Our coaches - all three of them - were highly visible. Dressed in the same jerseys as the boys, you'd find one at first base, one at third, and another in the dugout at all times. They constantly talked to the team, made minor adjustments to fielding positions, and encouraged the players.
LOTS of encouragement.
By contrast, the other teams' coaches dressed in street clothes. And although their head coach took his spot at first when they were up to bat, his words of direction or encouragement were few and far between.
Lu Lu was surprised when I described their coach. We were sitting along the first base line, so he'd been right in front of us at the top of every inning.
"Oh," she said, "THAT GUY was the coach?"
Now, let me say this. I appreciate the hell out of the men who step up to coach. Without them, of course, there would be no little league. My point here is not to bash, belittle, or hate on another coach.
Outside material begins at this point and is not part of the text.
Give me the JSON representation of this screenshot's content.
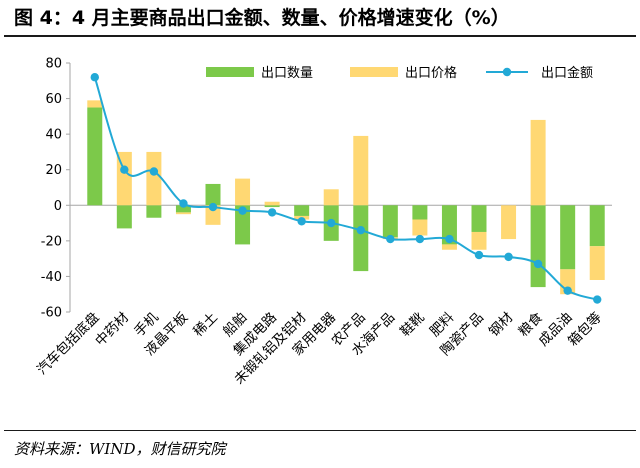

But what a difference the coaches make!
The team with the active & engaged coaches scored 18 runs.
The team with the coaches who just stood there?
Zero runs.
Same boys, same bats, same gloves, same uniforms.
But, very different inputs.
Later in the day, I was scrolling through Instagram, where my feed is mostly about athletes, nutrition, performance, biohacking, and that sort of thing.
Every third post is an ad for a coach or a program that claims to have the secret to peak performance.
Many of these programs are bullshit, and many of these coaches are full of shit.
And yet, they have tens of thousands of followers.
The boys, they get no choice. They can no more pick their coach than their parents, so they're stuck with those inputs.
The rest of us, though, have a choice.
Whether it's social media, television, radio, or whatever else, we get to decide our input.
And, given the importance of the outcome, it's a decision worthy of careful thought.